In Milwaukee, Mr. Kerry, facing a potential gender gap of “security moms,” yesterday told an audience of Wisconsin women that he would end the culture of worry over domestic issues such as wages and college costs that Mr. Bush has created.

“America never was a country that had to live with that kind of worry, and we deserve to be a country that doesn’t have to in the future,” he said. “Today, for far too many women, the American dream seems a million miles away because you’ve barely got time to sleep, and when you’ve barely got time to sleep, you’ve barely got time to dream.”

Repackaging his stump speech for this audience, Mr. Kerry reduced his references to national security. He briefly mentioned his intention to hunt down and kill terrorists, which drew scattered applause, and his commitment to work with allies, which drew a much broader round of applause.

Instead, he said, Americans, and women in particular, face increasing domestic pressures.

“They work hard every single day, every single night, but still each new day brings on a new set of worries,” the Massachusetts Democrat said. “Worry, when their children go out to play, that they might get injured and health insurance won’t cover it; that elderly parents can’t afford prescription drugs; that jobs will be lost; and that they can’t afford college tuitions.”

A new Bush campaign ad that began airing yesterday, called “Wolves,” criticizes Mr. Kerry for voting to cut defense and intelligence spending.

“In an increasingly dangerous world, even after the first attack on America, John Kerry and the liberals in Congress voted to slash America’s intelligence operations by $6 billion,” the ad’s narrator said over video of a wolf lurking in the woods.

“Cuts so deep they would have weakened America’s defenses,” the ad continues. “And weakness attracts those who are waiting to do America harm.”

The ad was inspired by Ronald Reagan’s “Bear in the Woods” ad in 1984, accusing Democrat Walter Mondale of being too liberal to deal with the threat of Soviet communism.

Mr. Bush, speaking to a crowd of about 15,000 in this heavily Democratic northeast corner of Pennsylvania, aggressively painted Mr. Kerry as unable to take the actions necessary to protect Americans from another catastrophic terrorist attack.
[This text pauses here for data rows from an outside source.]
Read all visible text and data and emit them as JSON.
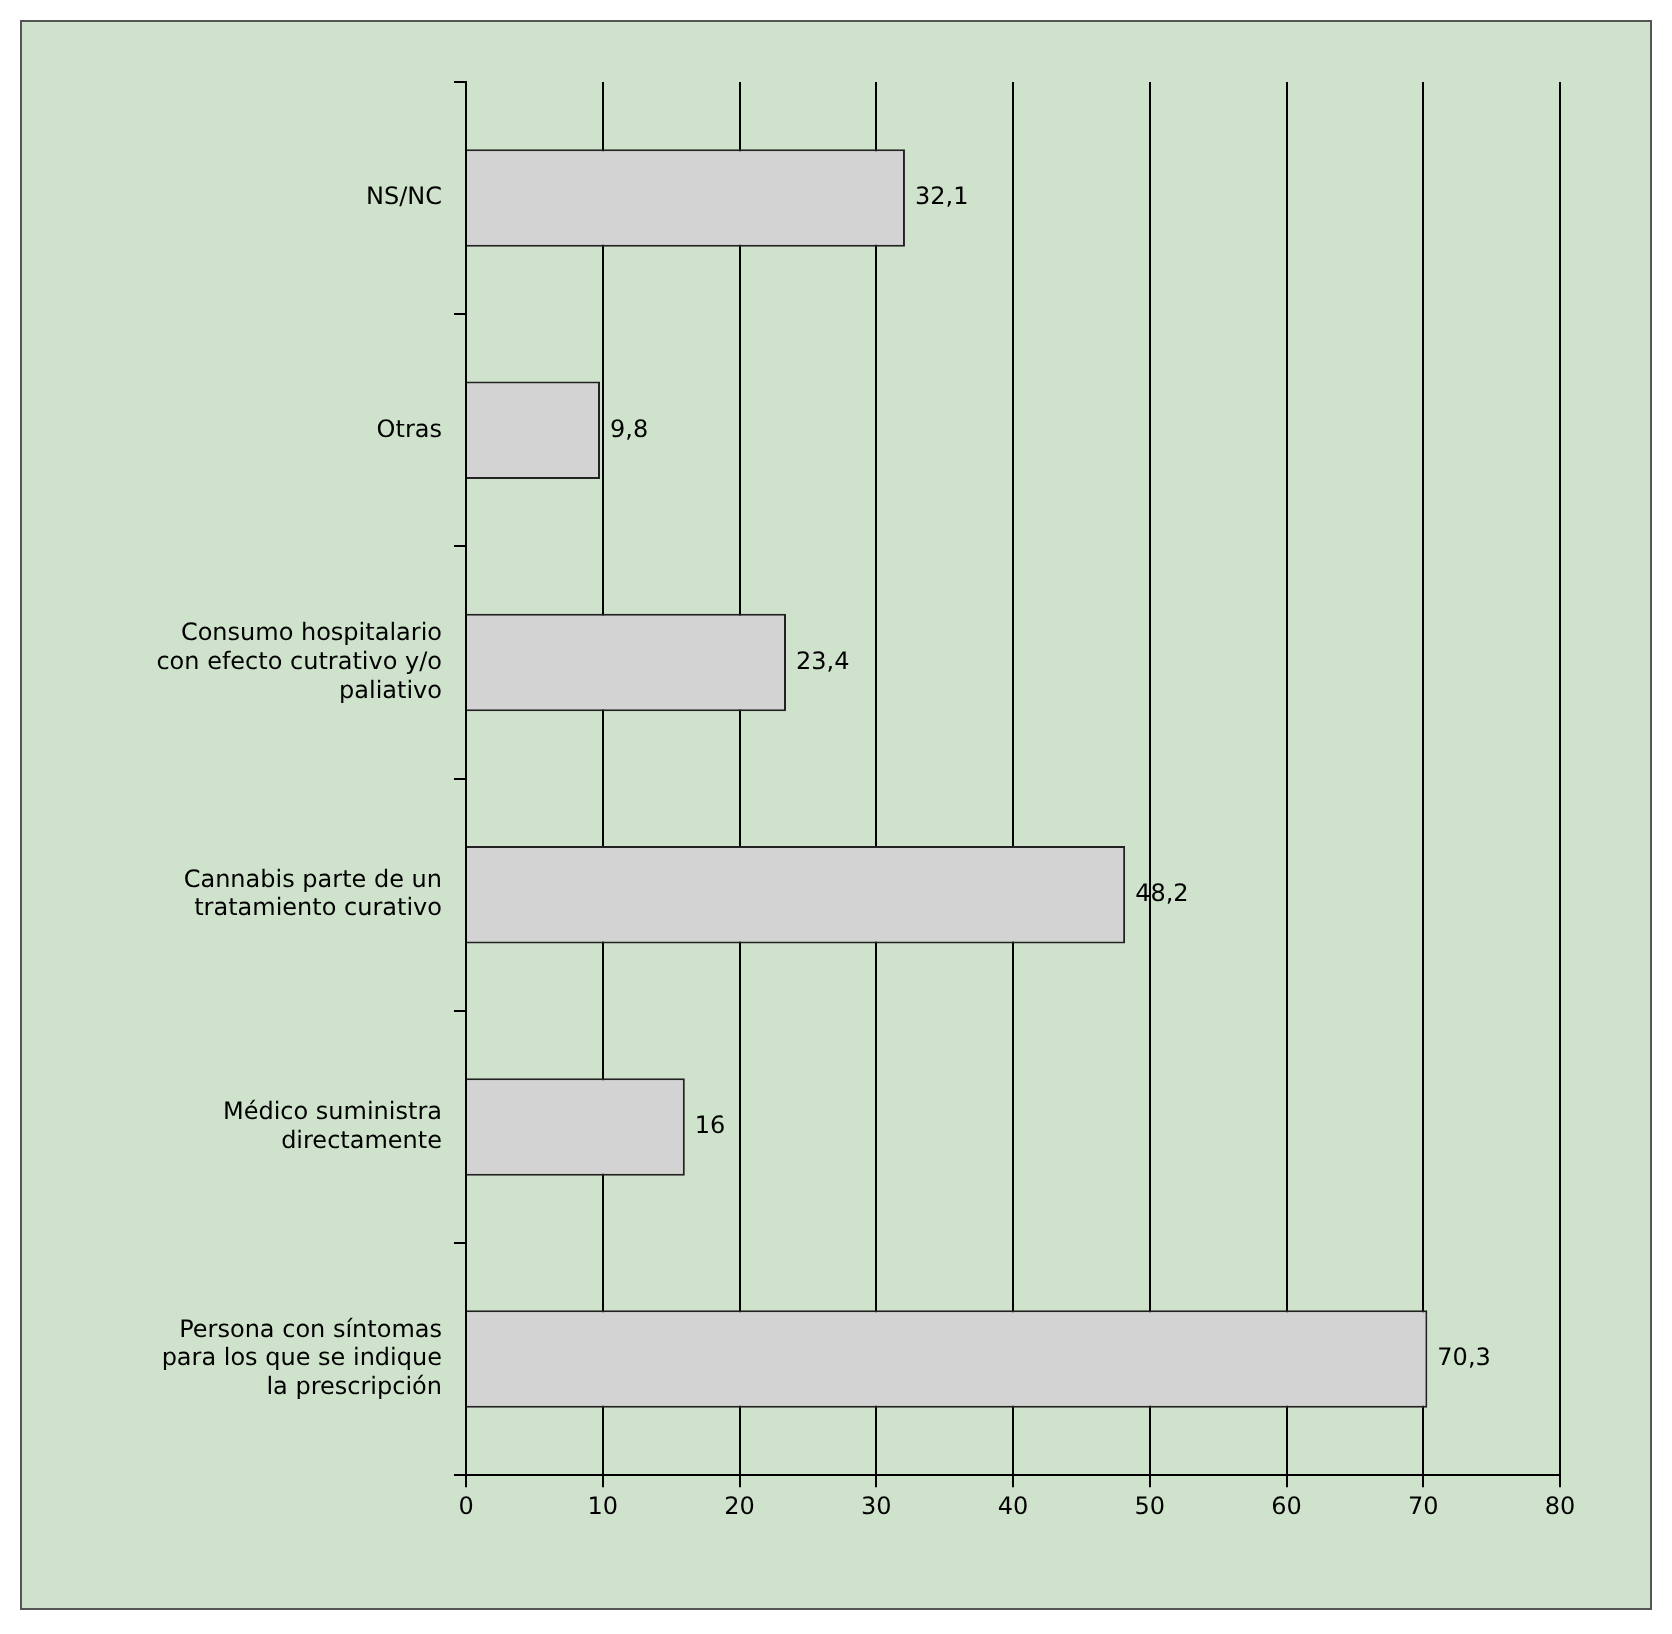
{
  "chart_data": {
    "type": "bar",
    "orientation": "horizontal",
    "categories": [
      "NS/NC",
      "Otras",
      "Consumo hospitalario con efecto cutrativo y/o paliativo",
      "Cannabis parte de un tratamiento curativo",
      "Médico suministra directamente",
      "Persona con síntomas para los que se indique la prescripción"
    ],
    "values": [
      32.1,
      9.8,
      23.4,
      48.2,
      16,
      70.3
    ],
    "value_labels": [
      "32,1",
      "9,8",
      "23,4",
      "48,2",
      "16",
      "70,3"
    ],
    "color": "#d3d3d3",
    "xlim": [
      0,
      80
    ],
    "xticks": [
      0,
      10,
      20,
      30,
      40,
      50,
      60,
      70,
      80
    ],
    "grid": "x",
    "legend": false
  }
}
“His top foreign policy adviser has questioned whether it’s even a war at all, saying that’s just a metaphor, like the war on poverty,” Mr. Bush said. “I’ve got news: Anyone who thinks we are fighting a metaphor does not understand the enemy we face and has no idea how to win the war and keep America secure.”

The Kerry campaign responded sharply, saying that despite Mr. Bush’s claims that he has killed or captured three-fourths of the al Qaeda leadership, “the organization is resurging and morphing.”